Almost. Because sometimes the hop puts it clearer than my muddied mind ever could. My son has never straddled the ordinary timeline. He knew the alphabet before he could talk. He knew numbers and colors and any musical note you could ping before he could walk. He’s a time traveler of sorts — as are all kids with special needs.

We know better than to strap them to that developmental chart. How droll. They are quantum-leapers. Their sequences of events are unpredictable. They are the wormholes in the universe — the ones with an all-access pass to places we cannot always reach with our logic and our steady trod forward through the customary phases of life.
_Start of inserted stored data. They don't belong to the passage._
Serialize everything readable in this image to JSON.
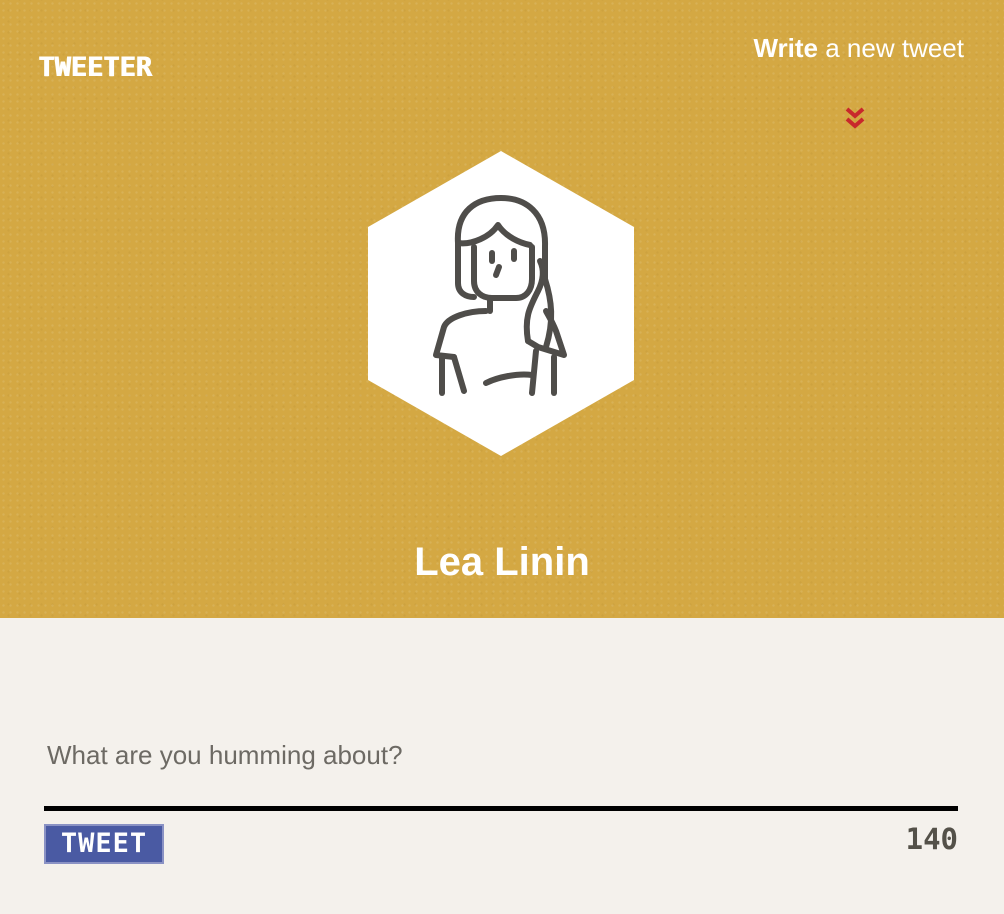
{
  "header": {
    "brand": "TWEETER",
    "write_bold": "Write",
    "write_rest": " a new tweet",
    "chevron_icon": "double-chevron-down-icon",
    "accent_color": "#d4a843",
    "chevron_color": "#c8282c"
  },
  "profile": {
    "avatar_icon": "woman-avatar-icon",
    "name": "Lea Linin"
  },
  "compose": {
    "placeholder": "What are you humming about?",
    "button_label": "TWEET",
    "button_color": "#4a5aa3",
    "char_count": "140"
  }
}
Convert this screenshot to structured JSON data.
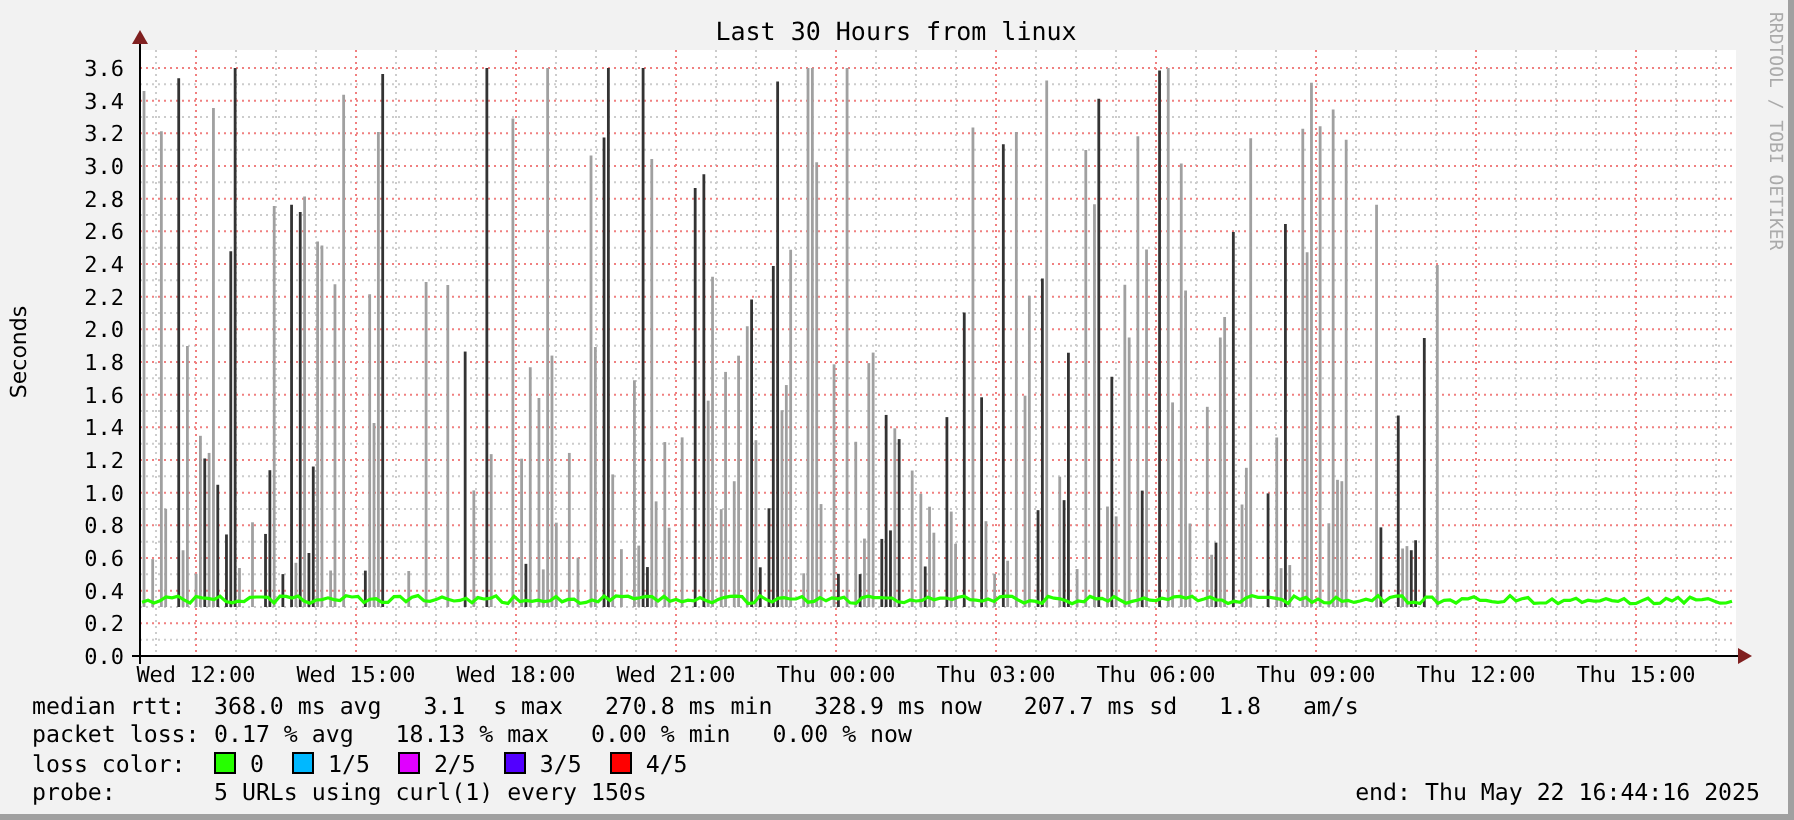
{
  "title": "Last 30 Hours from linux",
  "credit": "RRDTOOL / TOBI OETIKER",
  "y_axis": {
    "label": "Seconds",
    "ticks": [
      "3.6",
      "3.4",
      "3.2",
      "3.0",
      "2.8",
      "2.6",
      "2.4",
      "2.2",
      "2.0",
      "1.8",
      "1.6",
      "1.4",
      "1.2",
      "1.0",
      "0.8",
      "0.6",
      "0.4",
      "0.2",
      "0.0"
    ]
  },
  "x_axis": {
    "ticks": [
      "Wed 12:00",
      "Wed 15:00",
      "Wed 18:00",
      "Wed 21:00",
      "Thu 00:00",
      "Thu 03:00",
      "Thu 06:00",
      "Thu 09:00",
      "Thu 12:00",
      "Thu 15:00"
    ]
  },
  "legend": {
    "rows": [
      {
        "kind": "text",
        "label": "median rtt:",
        "text": "368.0 ms avg   3.1  s max   270.8 ms min   328.9 ms now   207.7 ms sd   1.8   am/s"
      },
      {
        "kind": "text",
        "label": "packet loss:",
        "text": "0.17 % avg   18.13 % max   0.00 % min   0.00 % now"
      },
      {
        "kind": "swatches",
        "label": "loss color:",
        "swatches": [
          {
            "label": "0",
            "color": "#26ff00"
          },
          {
            "label": "1/5",
            "color": "#00b8ff"
          },
          {
            "label": "2/5",
            "color": "#e000ff"
          },
          {
            "label": "3/5",
            "color": "#5200ff"
          },
          {
            "label": "4/5",
            "color": "#ff0000"
          }
        ]
      },
      {
        "kind": "text",
        "label": "probe:",
        "text": "5 URLs using curl(1) every 150s"
      }
    ],
    "end": "end: Thu May 22 16:44:16 2025"
  }
}
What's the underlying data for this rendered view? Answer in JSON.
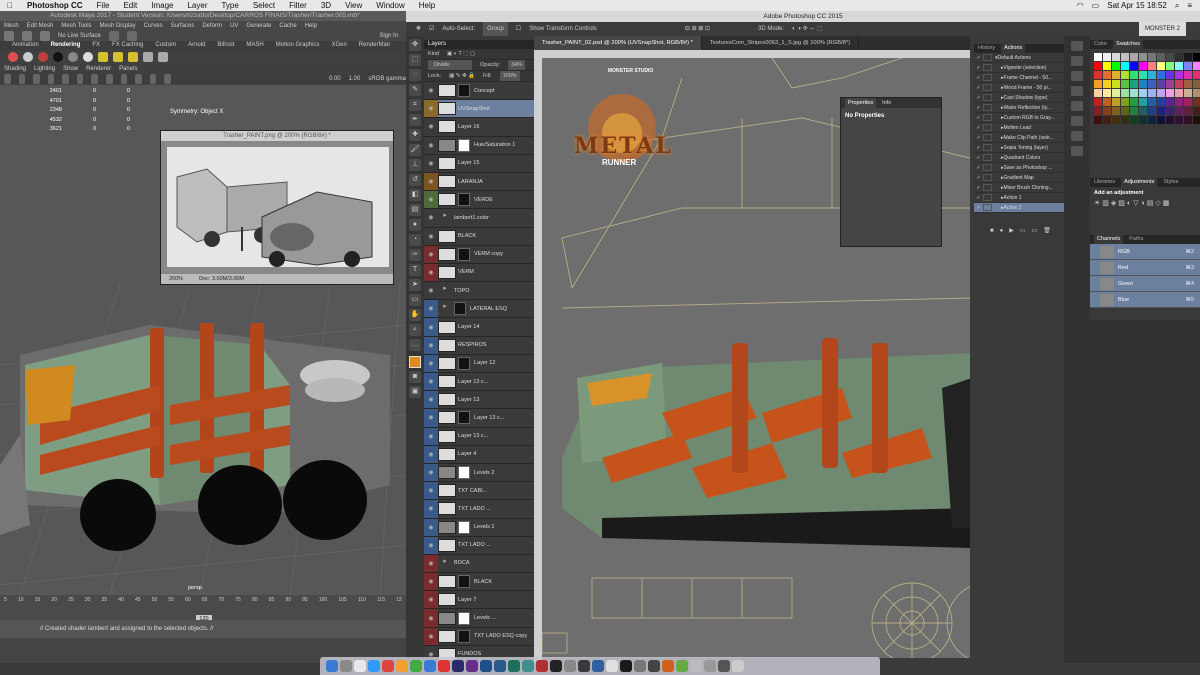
{
  "menubar": {
    "apple": "",
    "app": "Photoshop CC",
    "items": [
      "File",
      "Edit",
      "Image",
      "Layer",
      "Type",
      "Select",
      "Filter",
      "3D",
      "View",
      "Window",
      "Help"
    ],
    "clock": "Sat Apr 15  18:52"
  },
  "maya": {
    "title": "Autodesk Maya 2017 - Student Version: /Users/rizzatto/Desktop/CARROS FINAIS/Trasher/Trasher.005.mb*",
    "menu": [
      "Mesh",
      "Edit Mesh",
      "Mesh Tools",
      "Mesh Display",
      "Curves",
      "Surfaces",
      "Deform",
      "UV",
      "Generate",
      "Cache",
      "Help"
    ],
    "live_label": "No Live Surface",
    "sign_in": "Sign In",
    "shelf_tabs": [
      "Animation",
      "Rendering",
      "FX",
      "FX Caching",
      "Custom",
      "Arnold",
      "Bifrost",
      "MASH",
      "Motion Graphics",
      "XGen",
      "RenderMan"
    ],
    "panel_menu": [
      "Shading",
      "Lighting",
      "Show",
      "Renderer",
      "Panels"
    ],
    "gamma": "sRGB gamma",
    "field_a": "0.00",
    "field_b": "1.00",
    "stats": [
      [
        "2401",
        "0",
        "0"
      ],
      [
        "4701",
        "0",
        "0"
      ],
      [
        "2348",
        "0",
        "0"
      ],
      [
        "4532",
        "0",
        "0"
      ],
      [
        "3621",
        "0",
        "0"
      ]
    ],
    "symmetry": "Symmetry: Object X",
    "camera": "persp",
    "frame": "120",
    "cmd": "// Created shader lambert and assigned to the selected objects. //",
    "ticks": [
      "5",
      "10",
      "15",
      "20",
      "25",
      "30",
      "35",
      "40",
      "45",
      "50",
      "55",
      "60",
      "65",
      "70",
      "75",
      "80",
      "85",
      "90",
      "95",
      "100",
      "105",
      "110",
      "115",
      "12"
    ]
  },
  "paintwin": {
    "title": "Trasher_PAINT.png @ 200% (RGB/8#) *",
    "zoom": "200%",
    "doc": "Doc: 3.00M/3.00M"
  },
  "ps": {
    "title": "Adobe Photoshop CC 2015",
    "options": {
      "auto_select": "Auto-Select:",
      "group": "Group",
      "transform": "Show Transform Controls",
      "mode3d": "3D Mode:"
    },
    "workspace": "MONSTER 2",
    "tabs": [
      "Trasher_PAINT_02.psd @ 200% (UVSnapShot, RGB/8#) *",
      "TexturesCom_Stripes0063_1_S.jpg @ 100% (RGB/8*)"
    ],
    "logo_top": "MONSTER STUDIO",
    "logo_main": "METAL",
    "logo_sub": "RUNNER"
  },
  "layers": {
    "panel": "Layers",
    "kind": "Kind",
    "blend": "Divide",
    "opacity_label": "Opacity:",
    "opacity": "34%",
    "lock_label": "Lock:",
    "fill_label": "Fill:",
    "fill": "100%",
    "rows": [
      {
        "name": "Concept",
        "color": "#3a3a3a",
        "type": "layer",
        "sel": false
      },
      {
        "name": "UVSnapShot",
        "color": "#8a6a2a",
        "type": "layer",
        "sel": true
      },
      {
        "name": "Layer 16",
        "color": "#3a3a3a",
        "type": "layer",
        "sel": false
      },
      {
        "name": "Hue/Saturation 1",
        "color": "#3a3a3a",
        "type": "adj",
        "sel": false
      },
      {
        "name": "Layer 15",
        "color": "#3a3a3a",
        "type": "layer",
        "sel": false
      },
      {
        "name": "LARANJA",
        "color": "#7a5520",
        "type": "layer",
        "sel": false
      },
      {
        "name": "VERDE",
        "color": "#4e6a3a",
        "type": "layer",
        "sel": false
      },
      {
        "name": "lambert1.color",
        "color": "#3a3a3a",
        "type": "group",
        "sel": false
      },
      {
        "name": "BLACK",
        "color": "#3a3a3a",
        "type": "layer",
        "sel": false
      },
      {
        "name": "VERM copy",
        "color": "#7a2c2c",
        "type": "layer",
        "sel": false
      },
      {
        "name": "VERM",
        "color": "#7a2c2c",
        "type": "layer",
        "sel": false
      },
      {
        "name": "TOPO",
        "color": "#3a3a3a",
        "type": "group",
        "sel": false
      },
      {
        "name": "LATERAL ESQ",
        "color": "#3a5a8a",
        "type": "group",
        "sel": false
      },
      {
        "name": "Layer 14",
        "color": "#3a5a8a",
        "type": "layer",
        "sel": false
      },
      {
        "name": "RESPIROS",
        "color": "#3a5a8a",
        "type": "layer",
        "sel": false
      },
      {
        "name": "Layer 12",
        "color": "#3a5a8a",
        "type": "layer",
        "sel": false
      },
      {
        "name": "Layer 13 c...",
        "color": "#3a5a8a",
        "type": "layer",
        "sel": false
      },
      {
        "name": "Layer 13",
        "color": "#3a5a8a",
        "type": "layer",
        "sel": false
      },
      {
        "name": "Layer 13 c...",
        "color": "#3a5a8a",
        "type": "layer",
        "sel": false
      },
      {
        "name": "Layer 13 c...",
        "color": "#3a5a8a",
        "type": "layer",
        "sel": false
      },
      {
        "name": "Layer 4",
        "color": "#3a5a8a",
        "type": "layer",
        "sel": false
      },
      {
        "name": "Levels 2",
        "color": "#3a5a8a",
        "type": "adj",
        "sel": false
      },
      {
        "name": "TXT CABI...",
        "color": "#3a5a8a",
        "type": "layer",
        "sel": false
      },
      {
        "name": "TXT LADO ...",
        "color": "#3a5a8a",
        "type": "layer",
        "sel": false
      },
      {
        "name": "Levels 1",
        "color": "#3a5a8a",
        "type": "adj",
        "sel": false
      },
      {
        "name": "TXT LADO ...",
        "color": "#3a5a8a",
        "type": "layer",
        "sel": false
      },
      {
        "name": "BOCA",
        "color": "#7a2c2c",
        "type": "group",
        "sel": false
      },
      {
        "name": "BLACK",
        "color": "#7a2c2c",
        "type": "layer",
        "sel": false
      },
      {
        "name": "Layer 7",
        "color": "#7a2c2c",
        "type": "layer",
        "sel": false
      },
      {
        "name": "Levels ...",
        "color": "#7a2c2c",
        "type": "adj",
        "sel": false
      },
      {
        "name": "TXT LADO ESQ copy",
        "color": "#7a2c2c",
        "type": "layer",
        "sel": false
      },
      {
        "name": "FUNDOS",
        "color": "#3a3a3a",
        "type": "layer",
        "sel": false
      },
      {
        "name": "Layer 1",
        "color": "#3a3a3a",
        "type": "layer",
        "sel": false
      }
    ]
  },
  "properties": {
    "tabs": [
      "Properties",
      "Info"
    ],
    "body": "No Properties"
  },
  "actions": {
    "tabs": [
      "History",
      "Actions"
    ],
    "rows": [
      "Default Actions",
      "Vignette (selection)",
      "Frame Channel - 50...",
      "Wood Frame - 50 pi...",
      "Cast Shadow (type)",
      "Water Reflection (ty...",
      "Custom RGB to Gray...",
      "Molten Lead",
      "Make Clip Path (sele...",
      "Sepia Toning (layer)",
      "Quadrant Colors",
      "Save as Photoshop ...",
      "Gradient Map",
      "Mixer Brush Cloning...",
      "Action 1",
      "Action 2"
    ]
  },
  "color": {
    "tabs": [
      "Color",
      "Swatches"
    ],
    "swatches": [
      "#ffffff",
      "#f0f0f0",
      "#d8d8d8",
      "#c0c0c0",
      "#a8a8a8",
      "#909090",
      "#787878",
      "#606060",
      "#484848",
      "#303030",
      "#181818",
      "#000000",
      "#ff0000",
      "#ffff00",
      "#00ff00",
      "#00ffff",
      "#0000ff",
      "#ff00ff",
      "#ff8080",
      "#ffff80",
      "#80ff80",
      "#80ffff",
      "#8080ff",
      "#ff80ff",
      "#e03030",
      "#e07030",
      "#e0b030",
      "#b0e030",
      "#30e070",
      "#30e0b0",
      "#30b0e0",
      "#3070e0",
      "#7030e0",
      "#b030e0",
      "#e030b0",
      "#e03070",
      "#f4a020",
      "#f4d020",
      "#c8e020",
      "#60c040",
      "#20a080",
      "#2080c0",
      "#4060c0",
      "#6040a0",
      "#a04090",
      "#c04060",
      "#a06040",
      "#806040",
      "#ffd0a0",
      "#ffe8a0",
      "#e0f0a0",
      "#a0e0a0",
      "#a0e0d0",
      "#a0d0f0",
      "#a0b0f0",
      "#c0a0f0",
      "#f0a0e0",
      "#f0a0b0",
      "#d0b090",
      "#b09070",
      "#c02020",
      "#c06020",
      "#c0a020",
      "#80a020",
      "#20a040",
      "#20a0a0",
      "#2060a0",
      "#2040a0",
      "#602090",
      "#902080",
      "#a02060",
      "#703020",
      "#802020",
      "#804020",
      "#806020",
      "#606020",
      "#208040",
      "#206060",
      "#204080",
      "#202080",
      "#402070",
      "#602060",
      "#602040",
      "#402018",
      "#401010",
      "#402010",
      "#403010",
      "#303010",
      "#104020",
      "#103030",
      "#102040",
      "#101040",
      "#201030",
      "#301030",
      "#301020",
      "#201008"
    ]
  },
  "adjustments": {
    "tabs": [
      "Libraries",
      "Adjustments",
      "Styles"
    ],
    "add": "Add an adjustment"
  },
  "channels": {
    "tabs": [
      "Channels",
      "Paths"
    ],
    "rows": [
      {
        "name": "RGB",
        "key": "⌘2"
      },
      {
        "name": "Red",
        "key": "⌘3"
      },
      {
        "name": "Green",
        "key": "⌘4"
      },
      {
        "name": "Blue",
        "key": "⌘5"
      }
    ]
  },
  "colors": {
    "selection": "#6b7f9e",
    "accent_orange": "#c5531b",
    "truck_green": "#7e9a7e"
  }
}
Which is why my morning routine comes with a side of TimeHop. It reminds me, with that startling objectivity of technology, what has gone before. In case I am tempted to peek wistfully over the hedge at the developmental line, it puts my money down on fate and chance and a belief that there is a pattern to the randomness.

It offers me proof that the path we follow might not be linear, but it is leading somewhere big — cash-in-your-chips big. If I let it, it reminds me that both the recent and distant past are sending messages of hope. But first, I need my coffee.